Er rief die Einwohner der Hauptstadt auf, ihre Waffen bis Donnerstag abzugeben. Gleichzeitig stellte er seinen islamistischen Widersachen eine Amnestie in Aussicht, wenn sie den bewaffneten Kampf aufgäben. Gleichzeitig kündigte er nach Angaben von „al-Jazeera“ an, dass die äthiopischen Truppen bis auf weiteres in Somalia verblieben um die Lage unter Kontrolle zu halten.

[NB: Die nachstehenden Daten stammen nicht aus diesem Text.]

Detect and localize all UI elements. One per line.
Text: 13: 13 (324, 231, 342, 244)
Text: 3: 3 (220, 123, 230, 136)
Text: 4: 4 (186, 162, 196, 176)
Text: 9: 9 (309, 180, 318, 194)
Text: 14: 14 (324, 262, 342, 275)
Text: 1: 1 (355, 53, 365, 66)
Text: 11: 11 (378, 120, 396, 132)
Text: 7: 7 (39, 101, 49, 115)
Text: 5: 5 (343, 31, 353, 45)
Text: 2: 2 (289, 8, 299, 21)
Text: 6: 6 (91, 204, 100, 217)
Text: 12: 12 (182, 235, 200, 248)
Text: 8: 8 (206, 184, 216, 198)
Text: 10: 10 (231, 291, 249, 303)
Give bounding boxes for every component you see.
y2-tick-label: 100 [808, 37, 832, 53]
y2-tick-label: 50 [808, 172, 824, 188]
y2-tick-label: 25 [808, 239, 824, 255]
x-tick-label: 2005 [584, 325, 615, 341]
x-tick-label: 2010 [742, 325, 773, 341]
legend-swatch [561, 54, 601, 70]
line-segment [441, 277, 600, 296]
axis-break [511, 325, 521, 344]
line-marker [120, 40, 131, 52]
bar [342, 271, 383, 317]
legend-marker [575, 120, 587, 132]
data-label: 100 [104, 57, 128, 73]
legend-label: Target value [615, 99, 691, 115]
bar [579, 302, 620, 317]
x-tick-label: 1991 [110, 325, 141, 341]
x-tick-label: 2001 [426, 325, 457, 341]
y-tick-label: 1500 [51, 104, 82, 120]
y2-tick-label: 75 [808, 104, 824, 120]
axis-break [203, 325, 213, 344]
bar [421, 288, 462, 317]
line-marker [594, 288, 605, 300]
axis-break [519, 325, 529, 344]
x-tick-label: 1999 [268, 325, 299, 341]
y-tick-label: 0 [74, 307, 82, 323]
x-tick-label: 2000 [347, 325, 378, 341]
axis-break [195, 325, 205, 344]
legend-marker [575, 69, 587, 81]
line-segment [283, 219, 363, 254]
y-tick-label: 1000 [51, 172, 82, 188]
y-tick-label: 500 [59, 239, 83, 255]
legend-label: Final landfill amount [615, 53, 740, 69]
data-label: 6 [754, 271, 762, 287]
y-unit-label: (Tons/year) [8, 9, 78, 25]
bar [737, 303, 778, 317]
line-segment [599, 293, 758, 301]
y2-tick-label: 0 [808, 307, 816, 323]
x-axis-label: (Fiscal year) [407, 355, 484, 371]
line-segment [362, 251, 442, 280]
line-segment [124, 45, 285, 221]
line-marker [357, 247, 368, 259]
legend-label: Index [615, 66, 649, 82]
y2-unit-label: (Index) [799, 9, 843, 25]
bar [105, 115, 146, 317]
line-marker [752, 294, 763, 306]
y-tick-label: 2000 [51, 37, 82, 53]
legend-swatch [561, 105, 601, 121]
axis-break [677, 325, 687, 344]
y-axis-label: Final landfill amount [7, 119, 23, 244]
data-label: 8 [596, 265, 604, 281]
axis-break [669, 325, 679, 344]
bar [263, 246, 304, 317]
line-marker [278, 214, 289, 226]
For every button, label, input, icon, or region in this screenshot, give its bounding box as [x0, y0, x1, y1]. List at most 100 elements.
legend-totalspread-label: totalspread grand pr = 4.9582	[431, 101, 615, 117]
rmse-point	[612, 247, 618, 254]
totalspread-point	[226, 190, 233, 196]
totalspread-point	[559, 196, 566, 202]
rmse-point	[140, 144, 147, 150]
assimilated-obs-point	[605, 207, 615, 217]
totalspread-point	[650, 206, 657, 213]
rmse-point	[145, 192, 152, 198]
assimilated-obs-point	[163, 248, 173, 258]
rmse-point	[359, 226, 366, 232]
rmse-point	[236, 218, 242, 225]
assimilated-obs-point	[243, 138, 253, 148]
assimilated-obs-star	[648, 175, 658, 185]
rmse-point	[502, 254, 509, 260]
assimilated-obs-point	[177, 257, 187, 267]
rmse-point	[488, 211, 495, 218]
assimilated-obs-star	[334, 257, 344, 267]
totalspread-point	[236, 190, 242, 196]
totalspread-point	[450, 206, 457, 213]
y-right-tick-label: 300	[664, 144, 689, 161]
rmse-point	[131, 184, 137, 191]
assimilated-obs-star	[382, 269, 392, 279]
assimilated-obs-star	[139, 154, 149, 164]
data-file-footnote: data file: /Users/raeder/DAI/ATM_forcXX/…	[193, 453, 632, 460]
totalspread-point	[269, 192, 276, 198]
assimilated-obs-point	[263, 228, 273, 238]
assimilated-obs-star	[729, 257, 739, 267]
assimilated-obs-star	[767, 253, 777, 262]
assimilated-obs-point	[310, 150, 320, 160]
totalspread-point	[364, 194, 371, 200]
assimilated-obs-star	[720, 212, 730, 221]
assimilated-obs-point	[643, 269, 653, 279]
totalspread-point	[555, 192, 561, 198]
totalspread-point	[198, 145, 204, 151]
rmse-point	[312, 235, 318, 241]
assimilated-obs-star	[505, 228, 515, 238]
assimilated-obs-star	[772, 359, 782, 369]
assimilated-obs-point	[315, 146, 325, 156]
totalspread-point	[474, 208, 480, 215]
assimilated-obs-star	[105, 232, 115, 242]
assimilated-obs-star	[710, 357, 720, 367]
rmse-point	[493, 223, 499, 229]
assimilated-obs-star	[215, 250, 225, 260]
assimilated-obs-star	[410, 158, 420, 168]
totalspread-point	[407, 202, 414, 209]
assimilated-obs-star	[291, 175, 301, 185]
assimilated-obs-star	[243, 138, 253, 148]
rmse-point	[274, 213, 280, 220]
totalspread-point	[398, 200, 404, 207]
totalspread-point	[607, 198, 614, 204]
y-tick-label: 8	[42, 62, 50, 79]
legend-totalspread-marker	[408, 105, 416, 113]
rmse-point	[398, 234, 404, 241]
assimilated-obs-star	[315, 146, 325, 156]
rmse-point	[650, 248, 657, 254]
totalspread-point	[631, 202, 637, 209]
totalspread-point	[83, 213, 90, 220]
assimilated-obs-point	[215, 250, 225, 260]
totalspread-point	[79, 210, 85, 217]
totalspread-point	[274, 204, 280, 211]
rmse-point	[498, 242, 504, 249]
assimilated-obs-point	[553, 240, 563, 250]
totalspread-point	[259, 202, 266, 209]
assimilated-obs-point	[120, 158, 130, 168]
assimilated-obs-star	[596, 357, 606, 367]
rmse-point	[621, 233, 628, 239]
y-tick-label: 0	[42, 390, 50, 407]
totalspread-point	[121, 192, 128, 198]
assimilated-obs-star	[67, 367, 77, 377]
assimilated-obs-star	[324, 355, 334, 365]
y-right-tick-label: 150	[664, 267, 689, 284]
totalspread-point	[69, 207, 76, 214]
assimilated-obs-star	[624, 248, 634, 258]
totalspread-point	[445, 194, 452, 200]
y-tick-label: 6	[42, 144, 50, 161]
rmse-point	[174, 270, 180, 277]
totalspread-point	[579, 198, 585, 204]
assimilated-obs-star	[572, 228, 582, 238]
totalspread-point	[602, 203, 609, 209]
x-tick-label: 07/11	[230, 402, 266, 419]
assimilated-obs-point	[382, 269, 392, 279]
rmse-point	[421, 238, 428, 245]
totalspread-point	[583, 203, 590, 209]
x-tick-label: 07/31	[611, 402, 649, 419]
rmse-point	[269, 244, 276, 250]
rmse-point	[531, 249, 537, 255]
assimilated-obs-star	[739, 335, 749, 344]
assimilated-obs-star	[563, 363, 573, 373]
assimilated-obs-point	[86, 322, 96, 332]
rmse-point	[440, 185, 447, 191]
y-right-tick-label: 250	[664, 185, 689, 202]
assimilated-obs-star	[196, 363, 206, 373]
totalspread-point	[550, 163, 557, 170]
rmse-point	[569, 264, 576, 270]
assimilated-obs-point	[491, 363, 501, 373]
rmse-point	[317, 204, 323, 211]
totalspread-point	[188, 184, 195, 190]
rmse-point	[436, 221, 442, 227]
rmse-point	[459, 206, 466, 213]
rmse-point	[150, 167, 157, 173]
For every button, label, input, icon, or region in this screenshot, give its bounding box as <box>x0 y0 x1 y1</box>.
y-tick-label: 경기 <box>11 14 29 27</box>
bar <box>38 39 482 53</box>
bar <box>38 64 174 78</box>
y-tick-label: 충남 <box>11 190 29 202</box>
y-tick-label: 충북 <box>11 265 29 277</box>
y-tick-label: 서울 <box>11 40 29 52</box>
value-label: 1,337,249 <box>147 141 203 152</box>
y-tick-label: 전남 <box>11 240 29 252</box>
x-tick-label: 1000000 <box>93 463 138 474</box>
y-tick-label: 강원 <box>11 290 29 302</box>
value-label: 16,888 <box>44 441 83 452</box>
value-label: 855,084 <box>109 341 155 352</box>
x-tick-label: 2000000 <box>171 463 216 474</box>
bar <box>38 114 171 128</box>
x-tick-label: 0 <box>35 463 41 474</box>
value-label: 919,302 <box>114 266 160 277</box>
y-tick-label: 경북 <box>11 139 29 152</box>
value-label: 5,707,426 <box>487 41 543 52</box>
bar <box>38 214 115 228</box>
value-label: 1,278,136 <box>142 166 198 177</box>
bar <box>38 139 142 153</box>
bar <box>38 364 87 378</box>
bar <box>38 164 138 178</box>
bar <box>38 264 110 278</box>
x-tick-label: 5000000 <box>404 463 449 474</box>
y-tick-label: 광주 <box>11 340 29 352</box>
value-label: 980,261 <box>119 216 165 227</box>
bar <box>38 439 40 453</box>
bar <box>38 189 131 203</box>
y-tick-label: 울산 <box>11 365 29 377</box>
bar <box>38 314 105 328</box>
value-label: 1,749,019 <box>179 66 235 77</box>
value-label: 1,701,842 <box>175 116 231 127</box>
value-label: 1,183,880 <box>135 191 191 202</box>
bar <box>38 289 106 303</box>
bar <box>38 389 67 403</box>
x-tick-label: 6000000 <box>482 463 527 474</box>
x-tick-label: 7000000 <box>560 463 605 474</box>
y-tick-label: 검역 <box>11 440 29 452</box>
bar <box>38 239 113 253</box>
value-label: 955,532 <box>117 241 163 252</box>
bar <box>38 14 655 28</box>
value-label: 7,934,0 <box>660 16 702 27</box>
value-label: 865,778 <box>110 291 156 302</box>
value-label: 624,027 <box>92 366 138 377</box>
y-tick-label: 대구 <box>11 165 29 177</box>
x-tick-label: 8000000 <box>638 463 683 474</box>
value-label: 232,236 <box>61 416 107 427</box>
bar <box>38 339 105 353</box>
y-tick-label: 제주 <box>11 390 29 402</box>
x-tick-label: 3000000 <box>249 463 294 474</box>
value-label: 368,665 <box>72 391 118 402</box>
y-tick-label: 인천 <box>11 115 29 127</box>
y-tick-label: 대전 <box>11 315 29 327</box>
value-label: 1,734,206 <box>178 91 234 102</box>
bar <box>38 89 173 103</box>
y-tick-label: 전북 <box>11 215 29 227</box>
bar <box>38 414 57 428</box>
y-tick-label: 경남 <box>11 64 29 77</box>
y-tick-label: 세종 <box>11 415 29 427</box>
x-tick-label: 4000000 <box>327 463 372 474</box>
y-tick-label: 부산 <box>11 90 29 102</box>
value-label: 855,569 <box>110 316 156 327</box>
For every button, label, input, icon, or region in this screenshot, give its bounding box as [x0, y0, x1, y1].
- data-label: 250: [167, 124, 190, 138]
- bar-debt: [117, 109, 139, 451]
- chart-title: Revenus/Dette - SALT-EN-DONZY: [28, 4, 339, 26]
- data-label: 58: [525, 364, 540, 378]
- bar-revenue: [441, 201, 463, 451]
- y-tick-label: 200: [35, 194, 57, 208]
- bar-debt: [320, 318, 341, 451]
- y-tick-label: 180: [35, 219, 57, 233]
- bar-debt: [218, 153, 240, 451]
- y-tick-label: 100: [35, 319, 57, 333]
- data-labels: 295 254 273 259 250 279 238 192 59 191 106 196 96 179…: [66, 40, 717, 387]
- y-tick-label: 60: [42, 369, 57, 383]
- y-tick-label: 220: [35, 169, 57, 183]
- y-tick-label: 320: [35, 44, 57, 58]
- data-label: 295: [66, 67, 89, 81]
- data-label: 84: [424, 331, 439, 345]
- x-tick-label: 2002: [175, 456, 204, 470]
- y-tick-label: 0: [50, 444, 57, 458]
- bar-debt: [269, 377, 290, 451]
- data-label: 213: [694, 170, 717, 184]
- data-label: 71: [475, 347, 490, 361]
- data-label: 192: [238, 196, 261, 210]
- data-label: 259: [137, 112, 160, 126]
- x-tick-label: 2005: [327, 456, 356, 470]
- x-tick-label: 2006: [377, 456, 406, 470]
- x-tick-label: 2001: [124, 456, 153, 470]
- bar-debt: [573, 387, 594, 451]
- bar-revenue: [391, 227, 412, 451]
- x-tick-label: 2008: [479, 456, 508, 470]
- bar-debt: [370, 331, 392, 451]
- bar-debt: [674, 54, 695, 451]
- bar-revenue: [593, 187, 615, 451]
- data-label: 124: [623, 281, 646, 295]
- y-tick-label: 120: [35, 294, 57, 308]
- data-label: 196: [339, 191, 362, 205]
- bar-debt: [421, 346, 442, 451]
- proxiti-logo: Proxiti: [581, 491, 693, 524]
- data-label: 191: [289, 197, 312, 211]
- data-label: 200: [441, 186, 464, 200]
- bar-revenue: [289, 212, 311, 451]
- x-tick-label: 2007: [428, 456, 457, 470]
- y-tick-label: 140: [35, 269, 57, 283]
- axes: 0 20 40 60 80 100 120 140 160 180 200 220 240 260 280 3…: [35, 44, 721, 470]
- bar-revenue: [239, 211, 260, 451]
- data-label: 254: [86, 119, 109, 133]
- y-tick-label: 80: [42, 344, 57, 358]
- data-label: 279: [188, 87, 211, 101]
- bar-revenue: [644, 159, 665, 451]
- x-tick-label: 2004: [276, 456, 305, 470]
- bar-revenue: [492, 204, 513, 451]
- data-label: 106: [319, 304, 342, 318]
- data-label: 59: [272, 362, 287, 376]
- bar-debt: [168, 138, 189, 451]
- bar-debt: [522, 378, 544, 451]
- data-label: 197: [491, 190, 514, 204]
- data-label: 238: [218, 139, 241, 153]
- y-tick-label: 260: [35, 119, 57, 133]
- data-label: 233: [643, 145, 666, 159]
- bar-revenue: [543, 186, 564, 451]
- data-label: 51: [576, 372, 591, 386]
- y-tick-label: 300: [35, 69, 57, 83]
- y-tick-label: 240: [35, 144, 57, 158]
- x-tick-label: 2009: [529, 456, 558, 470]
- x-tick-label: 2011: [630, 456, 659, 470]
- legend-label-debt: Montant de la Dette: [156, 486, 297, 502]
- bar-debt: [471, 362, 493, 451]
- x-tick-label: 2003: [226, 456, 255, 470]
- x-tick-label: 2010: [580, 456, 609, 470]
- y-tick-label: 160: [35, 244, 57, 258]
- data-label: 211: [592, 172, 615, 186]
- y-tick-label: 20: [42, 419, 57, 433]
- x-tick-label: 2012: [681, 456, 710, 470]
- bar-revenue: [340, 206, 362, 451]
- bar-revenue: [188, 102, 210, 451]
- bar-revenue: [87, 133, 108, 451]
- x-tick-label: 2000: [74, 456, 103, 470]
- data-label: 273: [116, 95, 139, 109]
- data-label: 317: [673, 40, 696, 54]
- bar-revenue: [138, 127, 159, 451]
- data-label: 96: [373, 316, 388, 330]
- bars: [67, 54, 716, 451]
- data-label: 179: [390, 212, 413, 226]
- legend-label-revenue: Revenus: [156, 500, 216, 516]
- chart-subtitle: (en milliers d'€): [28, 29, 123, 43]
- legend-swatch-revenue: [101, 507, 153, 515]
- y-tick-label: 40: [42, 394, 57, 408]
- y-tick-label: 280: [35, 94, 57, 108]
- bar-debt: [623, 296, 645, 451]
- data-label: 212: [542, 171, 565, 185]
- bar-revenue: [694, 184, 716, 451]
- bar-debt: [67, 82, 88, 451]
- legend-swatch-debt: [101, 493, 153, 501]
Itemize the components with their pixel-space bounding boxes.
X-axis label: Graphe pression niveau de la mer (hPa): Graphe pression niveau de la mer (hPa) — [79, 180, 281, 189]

Auf der Konferenz in Nairobi wird es auch um die Möglichkeit gehen, eine Friedenstruppe bestehend aus Truppen der Nachbarstaaten Somalias aufzustellen. Dieses Unterfangen dürfte jedoch am Veto Eritras scheiterm, dass seit seiner Loslösung von Äthiopien mit diesem verfeindet ist und aus diesem Grunde die somalischen Islamisten in ihrem Kampf gegen die Äthiopier unterstützt.

Kenia selbst hat großes Interesse an einer Stabilisierung der Situation in Somalia. In den vergangenen Wochen strömten zehntausende Flüchtlinge aus dem umkämpften Süden Somalias nach Kenia. Schon vor den jüngsten Gefechten lebten knapp 200000 Somalis in Flüchtlingslagern in Kenia.